In Pakistan, Noorya worked for a private company producing gabions. Gabions are wire cages, which are later filled with stones and used to line and stabilize waterways.

A year ago, Noorya's family moved back to Kabul. Twenty-five people live in the six-room house owned by her family. Her father and brother found work as laborers. She found work with Mercy Corps producing gabions. "With the three of us working, we do OK. If any one of us loses our job then the difficulties begin."

The salary that Delary earns producing gabions for Mercy Corps goes to pay for food and household things. Her husband's salary pays the house rent. "Life is not perfect but we are able to eat and keep a roof over our heads, which is good."

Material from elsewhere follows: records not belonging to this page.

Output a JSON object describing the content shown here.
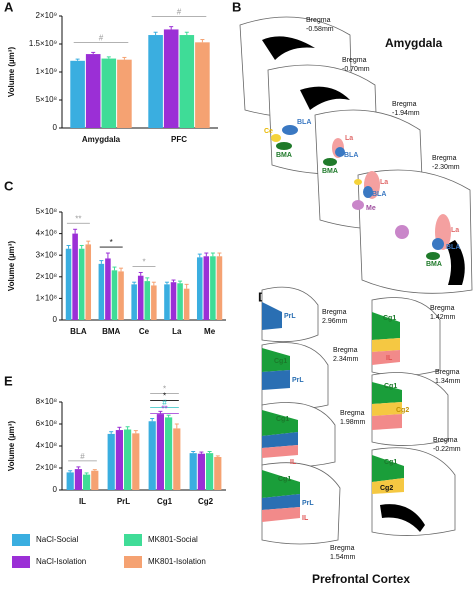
{
  "panel_letters": [
    "A",
    "B",
    "C",
    "D",
    "E"
  ],
  "chart_data": [
    {
      "type": "bar",
      "y_label": "Volume (µm³)",
      "categories": [
        "Amygdala",
        "PFC"
      ],
      "ylim": [
        0,
        2000000000
      ],
      "yticks": [
        0,
        {
          "value": 500000000,
          "label": "5×10⁸"
        },
        {
          "value": 1000000000,
          "label": "1×10⁹"
        },
        {
          "value": 1500000000,
          "label": "1.5×10⁹"
        },
        {
          "value": 2000000000,
          "label": "2×10⁹"
        }
      ],
      "series": [
        {
          "name": "NaCl-Social",
          "color": "#3aaee0",
          "values": [
            1200000000,
            1660000000
          ],
          "errors": [
            30000000,
            50000000
          ]
        },
        {
          "name": "NaCl-Isolation",
          "color": "#9b2fd6",
          "values": [
            1320000000,
            1760000000
          ],
          "errors": [
            30000000,
            50000000
          ]
        },
        {
          "name": "MK801-Social",
          "color": "#3fdc97",
          "values": [
            1240000000,
            1660000000
          ],
          "errors": [
            30000000,
            50000000
          ]
        },
        {
          "name": "MK801-Isolation",
          "color": "#f5a272",
          "values": [
            1220000000,
            1530000000
          ],
          "errors": [
            40000000,
            50000000
          ]
        }
      ],
      "annotations": [
        "#",
        "#"
      ]
    },
    {
      "type": "bar",
      "y_label": "Volume (µm³)",
      "categories": [
        "BLA",
        "BMA",
        "Ce",
        "La",
        "Me"
      ],
      "ylim": [
        0,
        500000000
      ],
      "yticks": [
        0,
        {
          "value": 100000000,
          "label": "1×10⁸"
        },
        {
          "value": 200000000,
          "label": "2×10⁸"
        },
        {
          "value": 300000000,
          "label": "3×10⁸"
        },
        {
          "value": 400000000,
          "label": "4×10⁸"
        },
        {
          "value": 500000000,
          "label": "5×10⁸"
        }
      ],
      "series": [
        {
          "name": "NaCl-Social",
          "color": "#3aaee0",
          "values": [
            330000000,
            260000000,
            165000000,
            165000000,
            290000000
          ],
          "errors": [
            15000000,
            15000000,
            10000000,
            10000000,
            15000000
          ]
        },
        {
          "name": "NaCl-Isolation",
          "color": "#9b2fd6",
          "values": [
            400000000,
            285000000,
            205000000,
            175000000,
            295000000
          ],
          "errors": [
            20000000,
            25000000,
            15000000,
            10000000,
            15000000
          ]
        },
        {
          "name": "MK801-Social",
          "color": "#3fdc97",
          "values": [
            330000000,
            230000000,
            180000000,
            170000000,
            295000000
          ],
          "errors": [
            15000000,
            15000000,
            15000000,
            10000000,
            15000000
          ]
        },
        {
          "name": "MK801-Isolation",
          "color": "#f5a272",
          "values": [
            350000000,
            225000000,
            160000000,
            145000000,
            295000000
          ],
          "errors": [
            15000000,
            15000000,
            15000000,
            20000000,
            15000000
          ]
        }
      ],
      "annotations": [
        "**",
        "*",
        "*"
      ]
    },
    {
      "type": "bar",
      "y_label": "Volume (µm³)",
      "categories": [
        "IL",
        "PrL",
        "Cg1",
        "Cg2"
      ],
      "ylim": [
        0,
        800000000
      ],
      "yticks": [
        0,
        {
          "value": 200000000,
          "label": "2×10⁸"
        },
        {
          "value": 400000000,
          "label": "4×10⁸"
        },
        {
          "value": 600000000,
          "label": "6×10⁸"
        },
        {
          "value": 800000000,
          "label": "8×10⁸"
        }
      ],
      "series": [
        {
          "name": "NaCl-Social",
          "color": "#3aaee0",
          "values": [
            160000000,
            510000000,
            625000000,
            335000000
          ],
          "errors": [
            15000000,
            20000000,
            25000000,
            15000000
          ]
        },
        {
          "name": "NaCl-Isolation",
          "color": "#9b2fd6",
          "values": [
            190000000,
            545000000,
            690000000,
            330000000
          ],
          "errors": [
            20000000,
            25000000,
            25000000,
            15000000
          ]
        },
        {
          "name": "MK801-Social",
          "color": "#3fdc97",
          "values": [
            140000000,
            550000000,
            660000000,
            335000000
          ],
          "errors": [
            15000000,
            25000000,
            20000000,
            15000000
          ]
        },
        {
          "name": "MK801-Isolation",
          "color": "#f5a272",
          "values": [
            175000000,
            515000000,
            560000000,
            300000000
          ],
          "errors": [
            10000000,
            25000000,
            40000000,
            10000000
          ]
        }
      ],
      "annotations": [
        "#",
        "*",
        "*",
        "#",
        "**"
      ]
    }
  ],
  "amygdala_diagram": {
    "title": "Amygdala",
    "sections": [
      [
        "Bregma",
        "-0.58mm"
      ],
      [
        "Bregma",
        "-0.70mm"
      ],
      [
        "Bregma",
        "-1.94mm"
      ],
      [
        "Bregma",
        "-2.30mm"
      ]
    ],
    "regions": [
      "BLA",
      "Ce",
      "BMA",
      "La",
      "Me"
    ]
  },
  "pfc_diagram": {
    "title": "Prefrontal Cortex",
    "sections": [
      [
        "Bregma",
        "2.96mm"
      ],
      [
        "Bregma",
        "2.34mm"
      ],
      [
        "Bregma",
        "1.98mm"
      ],
      [
        "Bregma",
        "1.54mm"
      ],
      [
        "Bregma",
        "1.42mm"
      ],
      [
        "Bregma",
        "1.34mm"
      ],
      [
        "Bregma",
        "-0.22mm"
      ]
    ],
    "regions": [
      "PrL",
      "Cg1",
      "IL",
      "Cg2"
    ]
  }
}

Mercy Corps has trained 250 women to make gabions. They are used for canal rehabilitation projects. Thousands of people with no other means of income are hired to work on these and other labor-intensive projects in Kabul and other parts of Afghanistan.

"Besides the economic benefits, I think it is good that women in Afghanistan are making things which assist in the development of the country after war. Both men and women are needed for this task," Noorya says.

In Afghanistan, virtually everyone has lost family, land and their livelihoods as a result of war. "The situation got very serious and most of this area is still rubble on account of those years," Noorya comments. Perhaps one of the most severe effects of civil war, though, is the destruction of trust.

As Noorya runs off to collect her payment, she says, "People by themselves can't meet all the needs of their families or country but if both men and women work together we have a chance to improve and have peace."